En ma qualité de personne assurant la surveillance des malades, leur prodiguant des soins et leur administrant des médicaments, je suis en mesure de vous parler de cet homme si particulier, qui s'imaginait « hypocondre », ou comme on dit aujourd'hui, neurasthénique. Moi qui vous parle, - mon nom est Clarice - et je sais de quoi il retourne -, je l'aurais plutôt qualifié de maniaque, de l'espèce de ceux qu'on subit, dont on s'accommode, au mieux dont on rit.
J'ai été souvent à ses côtés, dans mes habits de garde-malade, d'infirmière ou d'aide-soignante, et le serai bientôt, peut-être, dans ma fonction de brancardière ou d'ambulancière.
J'ai fréquenté Monsieur Argan à une époque où il connaissait tous les maux. Il en avait mille ensemble. Sa vocation, c'était la maladie. Il était perpétuellement en proie aux innombrables dangers qui guettent le corps humain. Malgré cela, Monsieur Argan avait la mine florissante. Il avait appétit, aimait boire un bon coup de vin, dormait bien la nuit et faisait une petite sieste après le repas.

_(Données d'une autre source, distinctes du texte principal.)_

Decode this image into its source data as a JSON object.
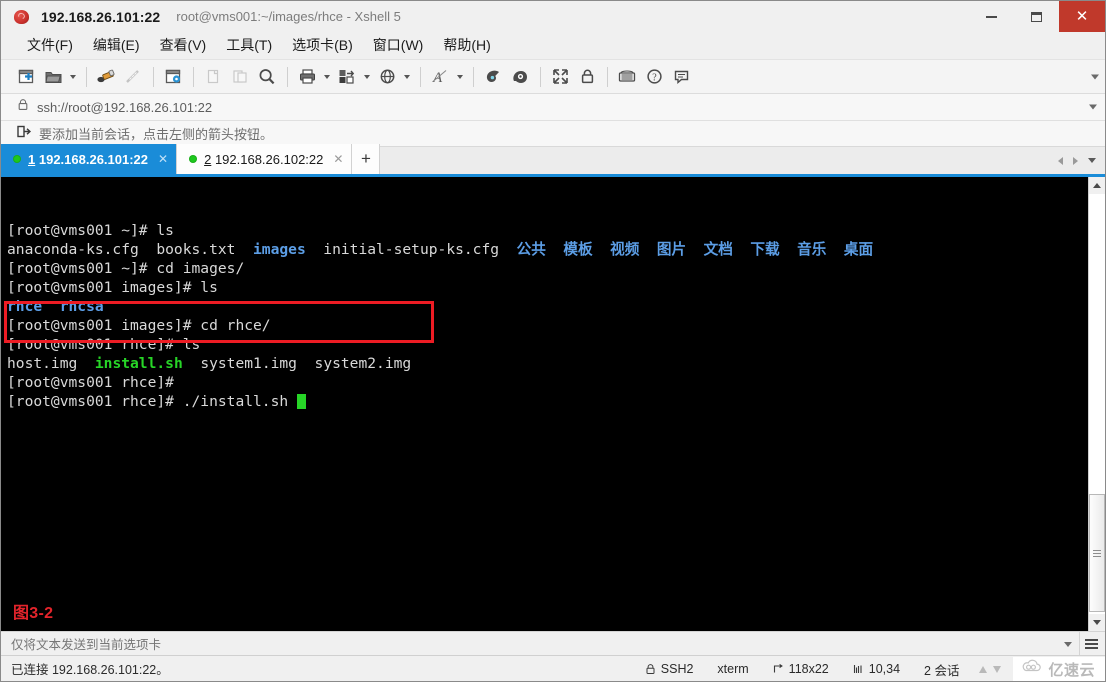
{
  "window": {
    "title_ip": "192.168.26.101:22",
    "title_path": "root@vms001:~/images/rhce - Xshell 5",
    "app_icon": "xshell-icon",
    "minimize_label": "minimize",
    "maximize_label": "maximize",
    "close_label": "✕"
  },
  "menubar": {
    "items": [
      {
        "label": "文件(F)",
        "name": "menu-file"
      },
      {
        "label": "编辑(E)",
        "name": "menu-edit"
      },
      {
        "label": "查看(V)",
        "name": "menu-view"
      },
      {
        "label": "工具(T)",
        "name": "menu-tools"
      },
      {
        "label": "选项卡(B)",
        "name": "menu-tabs"
      },
      {
        "label": "窗口(W)",
        "name": "menu-window"
      },
      {
        "label": "帮助(H)",
        "name": "menu-help"
      }
    ]
  },
  "toolbar": {
    "icons": [
      "new-session-icon",
      "open-folder-icon",
      "transfer-file-icon",
      "disconnect-icon",
      "properties-icon",
      "copy-icon",
      "paste-icon",
      "find-icon",
      "print-icon",
      "layout-icon",
      "globe-icon",
      "font-icon",
      "log-icon",
      "script-icon",
      "fullscreen-icon",
      "lock-icon",
      "keyboard-icon",
      "help-icon",
      "chat-icon"
    ]
  },
  "address": {
    "icon": "lock-icon",
    "value": "ssh://root@192.168.26.101:22"
  },
  "hint": {
    "icon": "add-session-arrow-icon",
    "text": "要添加当前会话，点击左侧的箭头按钮。"
  },
  "tabs": {
    "items": [
      {
        "num": "1",
        "label": "192.168.26.101:22",
        "active": true,
        "status": "connected"
      },
      {
        "num": "2",
        "label": "192.168.26.102:22",
        "active": false,
        "status": "connected"
      }
    ],
    "add_label": "+",
    "close_glyph": "✕"
  },
  "terminal": {
    "lines": [
      [
        {
          "t": "[root@vms001 ~]# ls",
          "c": "white"
        }
      ],
      [
        {
          "t": "anaconda-ks.cfg  books.txt  ",
          "c": "white"
        },
        {
          "t": "images",
          "c": "blue"
        },
        {
          "t": "  initial-setup-ks.cfg  ",
          "c": "white"
        },
        {
          "t": "公共  模板  视频  图片  文档  下载  音乐  桌面",
          "c": "blue"
        }
      ],
      [
        {
          "t": "[root@vms001 ~]# cd images/",
          "c": "white"
        }
      ],
      [
        {
          "t": "[root@vms001 images]# ls",
          "c": "white"
        }
      ],
      [
        {
          "t": "rhce  rhcsa",
          "c": "blue"
        }
      ],
      [
        {
          "t": "[root@vms001 images]# cd rhce/",
          "c": "white"
        }
      ],
      [
        {
          "t": "[root@vms001 rhce]# ls",
          "c": "white"
        }
      ],
      [
        {
          "t": "host.img  ",
          "c": "white"
        },
        {
          "t": "install.sh",
          "c": "green"
        },
        {
          "t": "  system1.img  system2.img",
          "c": "white"
        }
      ],
      [
        {
          "t": "[root@vms001 rhce]#",
          "c": "white"
        }
      ],
      [
        {
          "t": "[root@vms001 rhce]# ./install.sh ",
          "c": "white"
        },
        {
          "t": "",
          "c": "cursor"
        }
      ]
    ],
    "figure_label": "图3-2",
    "highlight_color": "#ed1c24"
  },
  "sendbar": {
    "text": "仅将文本发送到当前选项卡"
  },
  "statusbar": {
    "left": "已连接 192.168.26.101:22。",
    "protocol": "SSH2",
    "terminal_type": "xterm",
    "size": "118x22",
    "cursor_pos": "10,34",
    "sessions": "2 会话",
    "watermark": "亿速云"
  }
}
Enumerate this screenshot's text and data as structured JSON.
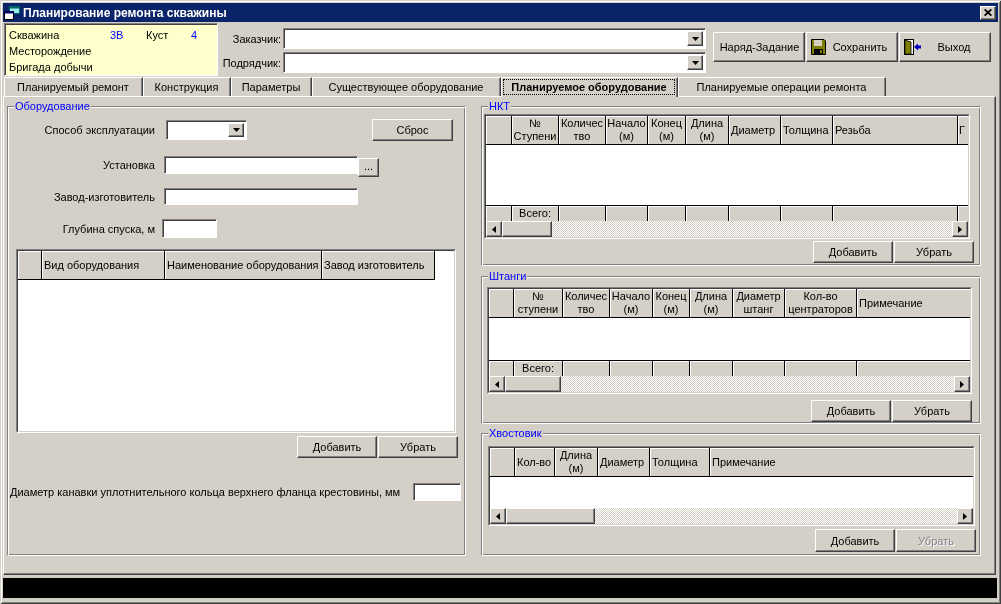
{
  "window": {
    "title": "Планирование ремонта скважины"
  },
  "well_info": {
    "well_label": "Скважина",
    "well_number": "3В",
    "cluster_label": "Куст",
    "cluster_number": "4",
    "oilfield_label": "Месторождение",
    "crew_label": "Бригада добычи"
  },
  "parties": [
    {
      "label": "Заказчик:"
    },
    {
      "label": "Подрядчик:"
    }
  ],
  "toolbar": [
    {
      "label": "Наряд-Задание",
      "kind": "plain"
    },
    {
      "label": "Сохранить",
      "kind": "save"
    },
    {
      "label": "Выход",
      "kind": "exit"
    }
  ],
  "tabs": [
    {
      "label": "Планируемый ремонт",
      "selected": false
    },
    {
      "label": "Конструкция",
      "selected": false
    },
    {
      "label": "Параметры",
      "selected": false
    },
    {
      "label": "Существующее оборудование",
      "selected": false
    },
    {
      "label": "Планируемое оборудование",
      "selected": true
    },
    {
      "label": "Планируемые операции ремонта",
      "selected": false
    }
  ],
  "equipment": {
    "title": "Оборудование",
    "operation_method_label": "Способ эксплуатации",
    "reset_button": "Сброс",
    "installation_label": "Установка",
    "browse_button": "...",
    "manufacturer_label": "Завод-изготовитель",
    "depth_label": "Глубина спуска, м",
    "table": {
      "columns": [
        "Вид оборудования",
        "Наименование оборудования",
        "Завод изготовитель"
      ]
    },
    "buttons": [
      {
        "label": "Добавить",
        "disabled": false
      },
      {
        "label": "Убрать",
        "disabled": false
      }
    ],
    "groove_diameter_label": "Диаметр канавки уплотнительного кольца верхнего фланца крестовины, мм"
  },
  "string_groups": [
    {
      "title": "НКТ",
      "table": {
        "columns": [
          "№\nСтупени",
          "Количес\nтво",
          "Начало\n(м)",
          "Конец\n(м)",
          "Длина\n(м)",
          "Диаметр",
          "Толщина",
          "Резьба",
          "Г"
        ],
        "footer_label": "Всего:"
      },
      "buttons": [
        {
          "label": "Добавить",
          "disabled": false
        },
        {
          "label": "Убрать",
          "disabled": false
        }
      ]
    },
    {
      "title": "Штанги",
      "table": {
        "columns": [
          "№\nступени",
          "Количес\nтво",
          "Начало\n(м)",
          "Конец\n(м)",
          "Длина\n(м)",
          "Диаметр\nштанг",
          "Кол-во\nцентраторов",
          "Примечание"
        ],
        "footer_label": "Всего:"
      },
      "buttons": [
        {
          "label": "Добавить",
          "disabled": false
        },
        {
          "label": "Убрать",
          "disabled": false
        }
      ]
    },
    {
      "title": "Хвостовик",
      "table": {
        "columns": [
          "Кол-во",
          "Длина\n(м)",
          "Диаметр",
          "Толщина",
          "Примечание"
        ]
      },
      "buttons": [
        {
          "label": "Добавить",
          "disabled": false
        },
        {
          "label": "Убрать",
          "disabled": true
        }
      ]
    }
  ]
}
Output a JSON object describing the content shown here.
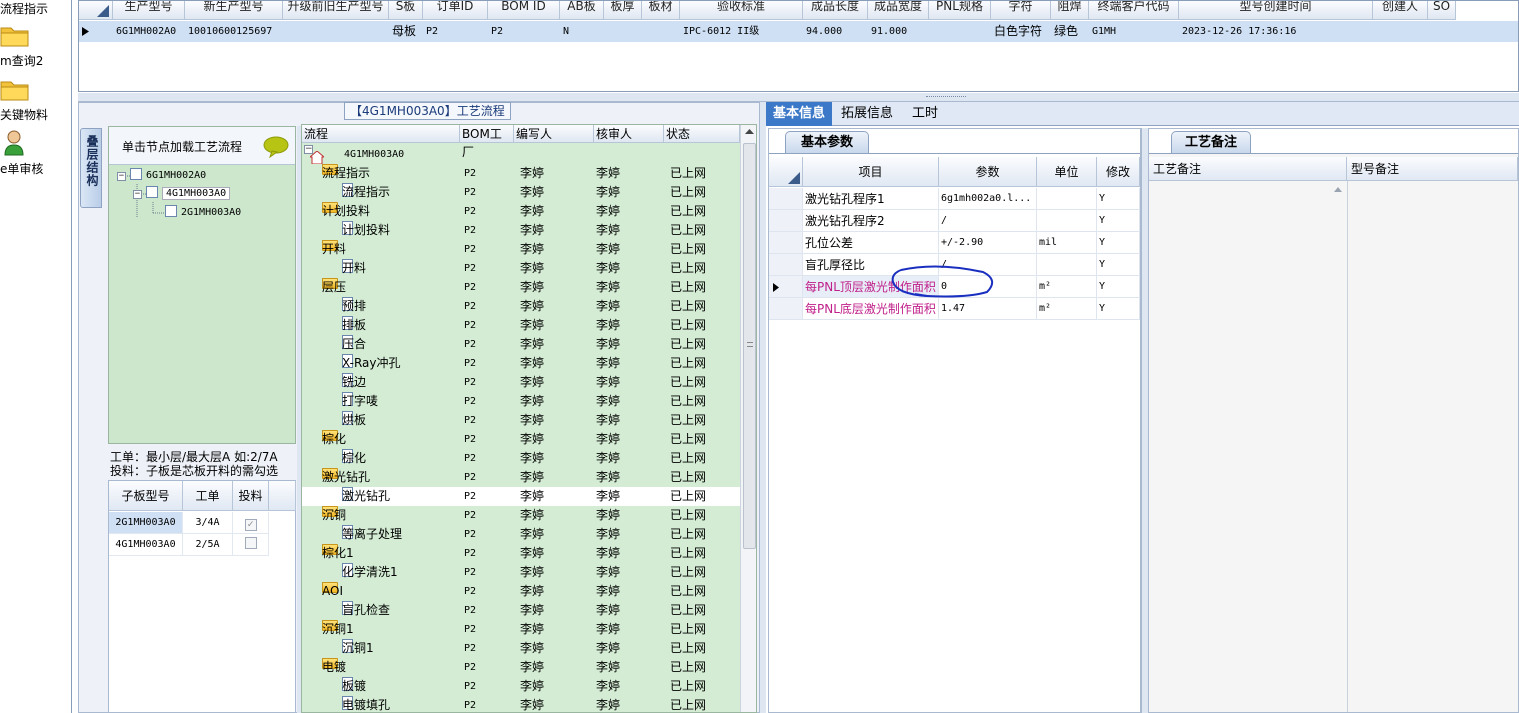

En bon bourgeois égoïste et poltron, il aurait pu jouir pleinement de la vie s'il n'avait été la dupe des médecins charlatans et cupides qui l'entouraient ; et s'il n'avait été le jouet de Béline, (à cour, avant-scène, fugace apparition de Béline, scrutant à l'entour, comme si elle cherchait quelqu'un) sa seconde épouse, une de ces femmes qui courent sans scrupule de maison en maison, comme on dit, pour s'approprier les dépouilles des veufs. Il aurait pu vivre heureux et béat, Monsieur Argan, se consolant de son veuvage entre ses deux filles : Angélique, l'aînée, (courte apparition d'Angélique, entrée du fond) sage et jolie femme, fraîche et ardente, honnête et fière ; et la cadette Louison, (courte apparition de Louison, entrée du fond) une fillette gaie et souriante, à l'époque âgée de huit ans. Que n'avait-il profité des conseils de son excellent frère, Monsieur Béralde, (rapide apparition de Béralde, entrée du fond) homme de bon sens qui avait tout fait pour lui montrer ce qu'il se refusait à voir. Tout comme Toinette, (rapide entrée et sortie de Toinette, au fond) la malicieuse et généreuse servante qui jamais ne manqua de prendre soin de son maître en faisant preuve d'un aveugle dévouement à son égard.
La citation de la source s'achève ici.